TEA: IFOAM dice no e ribadisce il proprio impegno sul biologico
cesta frutta verdura
18 Giugno 2026

Le associazioni europee per il biologico ribadiscono il proprio no ai TEA, ovvero le piante ottenute con le Nuove Tecniche Genomiche per ressitere meglio ai cambiamenti climatici e ai parassiti. E' quanto ribadisce IFOAM, l'ombrello che riunisce organizzazioni e produttori europei di prodotti biologici, dopo che il Parlamento Europeo ha approvato in via definitiva il regolamento che contente lo sviluppo e l'utilizzo dei TEA.
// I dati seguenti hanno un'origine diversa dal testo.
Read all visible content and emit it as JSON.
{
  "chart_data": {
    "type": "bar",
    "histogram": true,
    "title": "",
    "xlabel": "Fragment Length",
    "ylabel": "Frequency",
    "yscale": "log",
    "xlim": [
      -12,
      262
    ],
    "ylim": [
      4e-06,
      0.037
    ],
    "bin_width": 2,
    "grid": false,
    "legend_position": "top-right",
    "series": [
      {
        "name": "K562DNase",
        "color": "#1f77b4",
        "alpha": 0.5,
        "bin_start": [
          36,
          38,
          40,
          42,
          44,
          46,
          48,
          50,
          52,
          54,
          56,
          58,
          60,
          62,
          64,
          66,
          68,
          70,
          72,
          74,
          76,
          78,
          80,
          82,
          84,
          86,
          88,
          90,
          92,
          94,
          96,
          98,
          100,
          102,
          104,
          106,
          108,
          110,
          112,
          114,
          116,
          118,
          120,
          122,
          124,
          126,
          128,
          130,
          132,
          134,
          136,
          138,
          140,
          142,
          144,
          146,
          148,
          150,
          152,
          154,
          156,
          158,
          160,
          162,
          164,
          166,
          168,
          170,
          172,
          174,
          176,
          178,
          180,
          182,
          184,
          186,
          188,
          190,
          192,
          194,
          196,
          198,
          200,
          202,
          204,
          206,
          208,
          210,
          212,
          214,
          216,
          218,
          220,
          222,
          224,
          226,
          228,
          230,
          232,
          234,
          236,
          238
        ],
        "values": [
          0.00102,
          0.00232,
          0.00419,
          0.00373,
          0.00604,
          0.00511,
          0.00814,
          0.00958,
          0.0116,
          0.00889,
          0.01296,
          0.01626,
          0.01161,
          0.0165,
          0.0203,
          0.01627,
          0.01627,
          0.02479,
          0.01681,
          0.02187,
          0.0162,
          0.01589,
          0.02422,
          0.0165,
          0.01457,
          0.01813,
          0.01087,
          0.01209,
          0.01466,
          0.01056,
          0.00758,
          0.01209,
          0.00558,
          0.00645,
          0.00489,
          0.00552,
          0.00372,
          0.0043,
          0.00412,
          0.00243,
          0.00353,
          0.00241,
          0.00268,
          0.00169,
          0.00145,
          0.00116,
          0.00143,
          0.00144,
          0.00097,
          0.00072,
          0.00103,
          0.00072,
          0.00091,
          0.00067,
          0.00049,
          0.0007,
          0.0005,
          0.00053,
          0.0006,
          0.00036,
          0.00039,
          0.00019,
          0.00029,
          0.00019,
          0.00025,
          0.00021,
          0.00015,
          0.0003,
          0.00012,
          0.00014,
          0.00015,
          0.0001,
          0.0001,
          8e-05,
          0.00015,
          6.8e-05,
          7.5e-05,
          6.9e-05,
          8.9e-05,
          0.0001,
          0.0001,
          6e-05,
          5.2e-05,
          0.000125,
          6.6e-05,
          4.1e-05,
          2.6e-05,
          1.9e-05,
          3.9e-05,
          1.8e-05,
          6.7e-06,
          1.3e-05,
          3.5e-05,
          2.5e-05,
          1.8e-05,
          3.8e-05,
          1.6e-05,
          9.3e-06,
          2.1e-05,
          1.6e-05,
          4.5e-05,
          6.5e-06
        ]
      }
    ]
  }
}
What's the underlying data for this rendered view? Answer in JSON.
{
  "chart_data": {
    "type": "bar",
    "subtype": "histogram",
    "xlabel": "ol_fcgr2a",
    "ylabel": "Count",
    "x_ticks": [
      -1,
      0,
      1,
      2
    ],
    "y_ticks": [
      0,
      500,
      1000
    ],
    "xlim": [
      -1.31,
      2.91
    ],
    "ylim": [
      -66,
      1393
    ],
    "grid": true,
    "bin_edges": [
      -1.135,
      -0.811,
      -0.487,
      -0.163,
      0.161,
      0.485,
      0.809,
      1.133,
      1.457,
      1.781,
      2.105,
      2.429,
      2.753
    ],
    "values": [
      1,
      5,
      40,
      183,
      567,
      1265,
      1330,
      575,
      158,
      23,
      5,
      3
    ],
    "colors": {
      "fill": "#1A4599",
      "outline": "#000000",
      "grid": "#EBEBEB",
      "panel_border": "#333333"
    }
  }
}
Cosa prevede il regolamento

Le nuove norme europee esentano le cosiddette TEA (o NGT in inglese) da requisiti fondamentali attualmente applicati agli altri organismi geneticamente modificati (OGM), a patto che le modifiche non supoerino una certa soglia. In simili casi, non è necessario effettuare le procedure di valutazione del rischio, la tracciabilità e l'etichettatura obbligatoria per i consumatori. Secono IFOAM si tratta di un arretramento sul fronte della biosicurezza, della trasparenza e della libertà di scelta dei cittadini europei.

La mobilitazione del settore biologico, in ogni caso, ha contribuito a ottenere

alcune garanzie importanti: le NGT resteranno vietate nella produzione biologica certificata, e i lotti di sementi contenenti NGT dovranno essere etichettati. Questo fornisce agli agricoltori le informazioni minime indispensabili per evitare di coltivare varietà NGT nelle proprie aziende.

Il nodo irrisolto dei brevetti sulle sementi

La questione più preoccupante riguarda i brevetti su caratteri e sequenze genetiche. Secondo IFOAM Organics Europe, questi rischiano di limitare l'accesso alle risorse genetiche, ridurre l'innovazione, aumentare le dipendenze e alimentare una progressiva concentrazione del mercato all'interno del sistema alimentare.

Nonostante i ripetuti avvertimenti che hanno lanciato agricoltori e organizzazioni, la maggioranza degli eurodeputati ha scelto di non rafforzare le salvaguardie contro gli effetti negativi di diritti di proprietà intellettuale. Sono infatti stati bocciati tutti gli emendamenti al testo - tanto che il regolamento è stato approvato senza votazione finale - a iniziare da quelli che puntavano a limitare la portata dei brevetti su sementi e risorse genetiche, con l'obiettivo di preservare la concorrenza leale, sostenere il variegato settore sementiero europeo e proteggere la libertà operativa di selezionatori e agricoltori.

Innovazione agroecologica contro la deregolamentazione

Jan Plagge, presidente di IFOAM Organics Europe, è netto nella sua posizione: "Il movimento biologico rimane impegnato a produrre alimenti senza OGM e senza NGT, e continuerà a partecipare all'innovazione agroecologica sistemica e open-source per rendere i sistemi agricoli nel loro complesso più sostenibili. I presunti benefici delle NGT si basano su pura speculazione, e chiediamo ai responsabili politici di prestare maggiore attenzione a chi controlla le tecnologie che scelgono di deregolamentare, e all'impatto di tecnologie come le NGT sulla sovranità alimentare europea". 

IFOAM adesso continuerà a battersi per limitare la portata dei brevetti, al fine di garantire che le centinaia di piccole e medie imprese di selezione varietale possano proseguire il proprio lavoro.